Love story à l’iranienne, de Jane Deuxard et Deloupy : le bonheur interdit

L’amour ne peut pas être un blasphème.

L’autre jour, à la médiathèque, en cherchant autre chose, que je n’ai d’ailleurs pas trouvé, je suis tombée sur cet album, qui était parfaitement d’actualité : publié en 2016, il fait le portrait d’une jeunesse iranienne écrasée par un régime qui lui interdit toute perspective de bonheur. Cette jeunesse qui, aujourd’hui, se révolte, un peu comme une cocotte minute qui explose.

Jane Deuxard est le pseudonyme d’un couple de journalistes. Clandestinement, ils sont allés en Iran recueillir le témoignage de cette jeunesse iranienne brimée, et pourtant en quête d’amour. Gila et Mila, Saviosh, Vahid, Kimia et Zeinab, Omid, Ashem et Nima, Saeedeh, Soban, Jamileh, Leïla. Tous essaient de s’adapter, de se cacher dans les interstices, pour aimer, ou essayer.

Un album qui, de manière très salutaire, fait froid dans le dos, en nous révélant de l’intérieur la réalité vécue par cette jeunesse sacrifiée. Les rapports sexuels incomplets pour faire l’amour quand même tout en respectant les interdits, les tests de virginités, les reconstructions d’hymen, les mariages arrangés, la police partout, les suicides, la nécessité de vivre dans le mensonge, la peur constante de se faire tuer ou tabasser pour avoir simplement voulu vivre et aimer. Et le désespoir, la résignation à ne vivre qu’à demi (et encore) : ils ne croient même plus qu’une révolution soit possible, se montrent à l’occasion cyniquement désabusés. Certains parviennent même, atteints d’un curieux syndrome de Stockholm qui est une mesure de défense et de survie, à s’adapter, comme cette jeune fille qui risque sa vie en faisant l’amour avec son fiancé, mais qui voit ce danger comme romantique, et soutien que si on interdit tout aux femmes, c’est parce qu’on les considère comme précieuses.

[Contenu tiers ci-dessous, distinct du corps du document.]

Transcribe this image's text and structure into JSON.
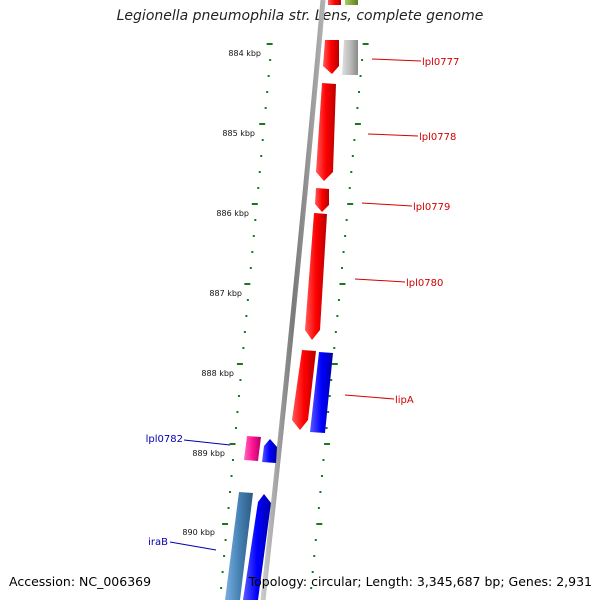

Ce qui est particulièrement intéressant, je trouve, c’est que l’album met finalement le doigt sur l’enjeu de ces régimes théocratiques assis sur le patriarcat. On parle beaucoup, bien sûr, de la souffrance des femmes à qui tout est interdit. Mais ce dont on parle moins, et c’est pourtant nécessaire, de la souffrance des hommes, dont beaucoup ne sont nullement satisfaits de cette situation où ils sont supposés être les maîtres, et qui fait, en réalité, peser sur eux un poids, différent, mais trop lourd également : celui de gagner beaucoup d’argent, d’avoir un appartement et une voiture, s’ils veulent espérer se marier. Et leur interdit, à eux aussi, l’amour.

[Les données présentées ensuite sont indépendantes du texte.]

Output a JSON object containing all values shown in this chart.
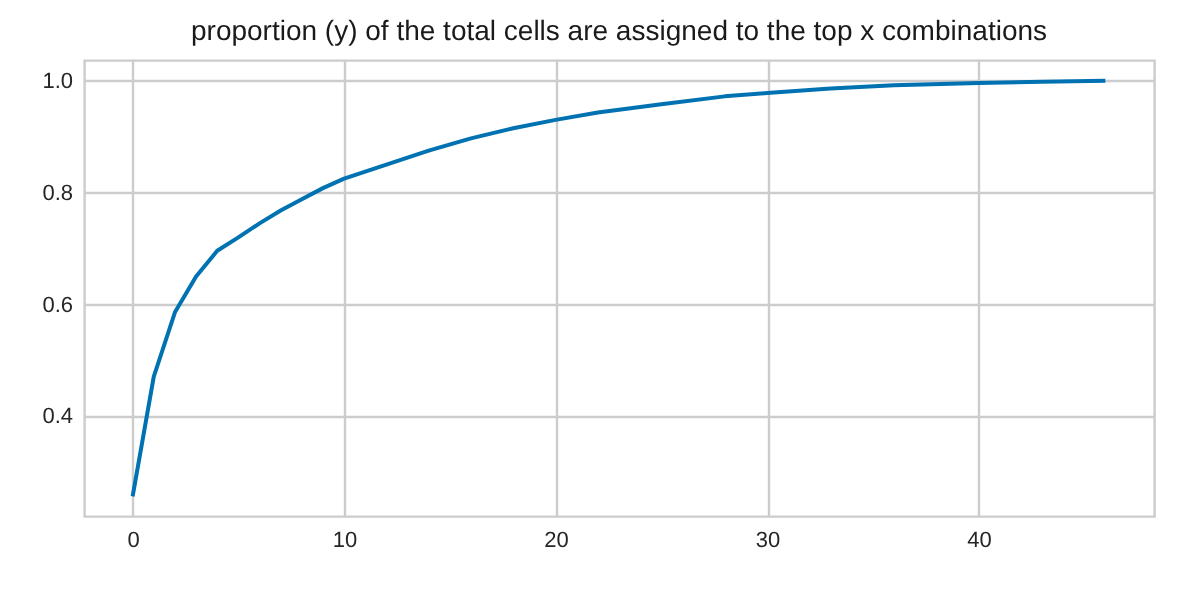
{
  "chart_data": {
    "type": "line",
    "title": "proportion (y) of the total cells are assigned to the top x combinations",
    "x": [
      0,
      1,
      2,
      3,
      4,
      5,
      6,
      7,
      8,
      9,
      10,
      12,
      14,
      16,
      18,
      20,
      22,
      25,
      28,
      30,
      33,
      36,
      40,
      43,
      46
    ],
    "series": [
      {
        "color": "#0072b2",
        "values": [
          0.257,
          0.471,
          0.586,
          0.65,
          0.696,
          0.72,
          0.745,
          0.768,
          0.788,
          0.808,
          0.825,
          0.85,
          0.875,
          0.897,
          0.915,
          0.93,
          0.943,
          0.958,
          0.972,
          0.978,
          0.986,
          0.992,
          0.996,
          0.998,
          1.0
        ]
      }
    ],
    "xlim": [
      -2.3,
      48.3
    ],
    "ylim": [
      0.222,
      1.037
    ],
    "xticks": [
      0,
      10,
      20,
      30,
      40
    ],
    "yticks": [
      0.4,
      0.6,
      0.8,
      {
        "value": 1,
        "label": "1.0"
      }
    ],
    "grid": true,
    "marker": "none",
    "line_style": "solid"
  }
}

Finalement, le véritable ennemi de ces intégristes, ce n’est pas tant les femmes que l’amour et le bonheur. En opprimant les femmes, ils ne cherchent qu’une chose : séparer les êtres. Et cet album m’a profondément touchée parce qu’il est plein de désespoir. A quoi ressemble un monde où on risque sa vie en aimant ? Et bien, c’est l’enfer. C’est le Diable qui se fait passer pour Dieu. C’est le mal absolu.

Vraiment, si vous avez l’occasion, n’hésitez pas à lire cet album qui permet vraiment de comprendre ce qui se joue actuellement.